Sex therapy is helpful for people who want:
- A thorough assessment of a sexual concern, including the medical, emotional, cultural, relationship, and lifestyle factors that contribute to it.
- A treatment approach that is based on the latest science and involves coordination of care with other professionals, such as physicians, physical therapists, or counselors.
Effective sex therapy provides:
- A calming, confidential environment where honest discussions about sexuality take place.
- Respect for deeply held beliefs about sexuality and relationships, and therapy that works within a client’s personal value system.

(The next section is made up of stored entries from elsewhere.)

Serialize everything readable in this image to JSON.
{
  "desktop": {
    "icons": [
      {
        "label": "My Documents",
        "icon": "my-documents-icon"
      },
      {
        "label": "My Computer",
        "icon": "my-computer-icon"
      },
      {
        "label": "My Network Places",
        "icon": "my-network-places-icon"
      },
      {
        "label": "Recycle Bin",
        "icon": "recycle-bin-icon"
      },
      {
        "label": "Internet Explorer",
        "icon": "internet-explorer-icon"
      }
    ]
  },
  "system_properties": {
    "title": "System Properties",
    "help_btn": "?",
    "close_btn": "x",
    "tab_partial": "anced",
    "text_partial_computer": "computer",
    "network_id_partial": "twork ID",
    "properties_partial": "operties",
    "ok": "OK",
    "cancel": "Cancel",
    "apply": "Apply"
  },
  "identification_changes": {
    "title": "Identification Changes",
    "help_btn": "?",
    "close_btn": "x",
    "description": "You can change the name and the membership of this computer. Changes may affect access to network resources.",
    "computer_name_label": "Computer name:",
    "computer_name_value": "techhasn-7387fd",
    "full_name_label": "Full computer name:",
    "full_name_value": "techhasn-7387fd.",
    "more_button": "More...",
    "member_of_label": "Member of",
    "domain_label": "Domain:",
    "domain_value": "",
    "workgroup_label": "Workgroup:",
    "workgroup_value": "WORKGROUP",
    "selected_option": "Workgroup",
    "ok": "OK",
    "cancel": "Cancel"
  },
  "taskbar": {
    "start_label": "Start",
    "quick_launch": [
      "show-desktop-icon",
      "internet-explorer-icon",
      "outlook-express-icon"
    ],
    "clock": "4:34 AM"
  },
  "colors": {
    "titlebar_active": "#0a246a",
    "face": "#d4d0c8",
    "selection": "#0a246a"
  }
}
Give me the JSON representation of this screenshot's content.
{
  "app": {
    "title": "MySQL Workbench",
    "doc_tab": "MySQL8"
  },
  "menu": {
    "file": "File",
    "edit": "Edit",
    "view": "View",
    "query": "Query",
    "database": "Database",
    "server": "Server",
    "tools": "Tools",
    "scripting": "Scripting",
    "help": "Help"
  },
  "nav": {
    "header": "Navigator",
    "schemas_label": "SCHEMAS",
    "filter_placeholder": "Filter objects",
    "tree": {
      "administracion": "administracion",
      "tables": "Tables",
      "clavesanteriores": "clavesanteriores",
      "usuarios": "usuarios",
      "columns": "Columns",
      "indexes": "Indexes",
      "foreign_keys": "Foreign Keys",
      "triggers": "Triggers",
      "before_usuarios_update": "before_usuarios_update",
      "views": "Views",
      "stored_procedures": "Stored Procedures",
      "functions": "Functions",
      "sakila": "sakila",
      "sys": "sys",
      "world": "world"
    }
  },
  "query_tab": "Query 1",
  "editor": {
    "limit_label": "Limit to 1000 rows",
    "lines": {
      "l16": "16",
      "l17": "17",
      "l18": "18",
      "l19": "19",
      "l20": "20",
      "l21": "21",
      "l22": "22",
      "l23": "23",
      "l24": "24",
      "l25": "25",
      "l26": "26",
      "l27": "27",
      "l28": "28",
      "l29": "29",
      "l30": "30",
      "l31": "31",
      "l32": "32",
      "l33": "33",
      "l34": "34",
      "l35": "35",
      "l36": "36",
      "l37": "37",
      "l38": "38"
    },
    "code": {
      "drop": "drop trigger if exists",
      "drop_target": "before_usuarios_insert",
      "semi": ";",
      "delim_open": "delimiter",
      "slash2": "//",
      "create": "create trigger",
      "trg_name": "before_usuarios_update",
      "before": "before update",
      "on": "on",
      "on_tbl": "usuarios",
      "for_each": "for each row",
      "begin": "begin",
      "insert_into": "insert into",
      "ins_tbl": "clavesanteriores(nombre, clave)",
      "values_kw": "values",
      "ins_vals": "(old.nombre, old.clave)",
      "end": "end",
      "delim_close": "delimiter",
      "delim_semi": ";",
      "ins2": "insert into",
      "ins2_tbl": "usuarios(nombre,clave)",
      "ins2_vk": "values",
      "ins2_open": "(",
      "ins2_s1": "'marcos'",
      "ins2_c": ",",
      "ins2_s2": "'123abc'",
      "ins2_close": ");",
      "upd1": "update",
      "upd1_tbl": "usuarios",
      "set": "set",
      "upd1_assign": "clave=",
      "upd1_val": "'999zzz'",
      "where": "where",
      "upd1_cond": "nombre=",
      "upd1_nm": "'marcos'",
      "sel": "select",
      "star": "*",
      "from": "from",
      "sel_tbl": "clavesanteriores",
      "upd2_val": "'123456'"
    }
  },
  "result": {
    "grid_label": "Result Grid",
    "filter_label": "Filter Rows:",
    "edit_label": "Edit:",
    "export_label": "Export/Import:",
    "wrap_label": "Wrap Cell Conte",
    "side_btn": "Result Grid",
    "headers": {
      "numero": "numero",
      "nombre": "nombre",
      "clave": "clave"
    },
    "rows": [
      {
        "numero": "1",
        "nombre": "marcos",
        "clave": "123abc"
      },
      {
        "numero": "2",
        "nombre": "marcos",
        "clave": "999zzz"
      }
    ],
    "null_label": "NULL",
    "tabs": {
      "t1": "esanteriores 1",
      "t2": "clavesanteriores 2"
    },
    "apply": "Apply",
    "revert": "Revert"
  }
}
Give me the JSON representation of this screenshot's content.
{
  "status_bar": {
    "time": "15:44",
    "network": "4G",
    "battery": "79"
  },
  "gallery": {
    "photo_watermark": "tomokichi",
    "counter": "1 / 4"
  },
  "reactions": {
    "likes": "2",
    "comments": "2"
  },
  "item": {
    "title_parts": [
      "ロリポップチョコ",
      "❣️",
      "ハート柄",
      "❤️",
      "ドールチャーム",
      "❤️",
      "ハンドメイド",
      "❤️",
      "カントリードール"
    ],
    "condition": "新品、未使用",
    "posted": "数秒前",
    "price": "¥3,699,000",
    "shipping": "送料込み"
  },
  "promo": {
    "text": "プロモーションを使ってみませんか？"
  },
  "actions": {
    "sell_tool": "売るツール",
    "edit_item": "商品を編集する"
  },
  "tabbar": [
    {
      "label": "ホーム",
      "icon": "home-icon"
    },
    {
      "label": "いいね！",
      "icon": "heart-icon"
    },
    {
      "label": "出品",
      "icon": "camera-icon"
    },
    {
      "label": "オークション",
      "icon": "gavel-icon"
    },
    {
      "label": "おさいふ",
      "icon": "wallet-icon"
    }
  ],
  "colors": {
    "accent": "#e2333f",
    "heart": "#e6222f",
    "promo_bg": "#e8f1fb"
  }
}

- Sexuality education that fills in gaps in knowledge and empowers clients to improve their sexual comfort, function, and pleasure.
You have the right to be treated by somebody who’s an expert in sexuality. Far more than being “open-minded” or “comfortable talking about sex”, we sex therapists really do have years of training that has provided us with knowledge and skills that go far above and beyond what other therapists have. More expensive? Yes, perhaps, though perhaps not in the long run. Worth it even if it is? That’s a safe bet. Sexuality is important. It’s upsetting when it’s a problem. The stress, shame, and sadness really can impact somebody’s quality of life.
Ask any sex therapist what they love about their specialty and two answers you’re likely to get are that it’s challenging and that it’s rewarding. Both. Intellectually and emotionally, it’s challenging and rewarding work. Sexual problems very often respond to skilled, targeted therapeutic interventions, the kind that we learn about once we embark on our path to become experts in sexual health. We’ve got research to guide us. Colleagues to consult. We know where to go to find the answers that our clients seek. Like it is for anybody who works in consulting, it’s our client’s job to bring us seemingly unsolvable problems. We take in the details, sort them out, apply what we know about what works and what doesn’t, and we’re usually able to find the path forward.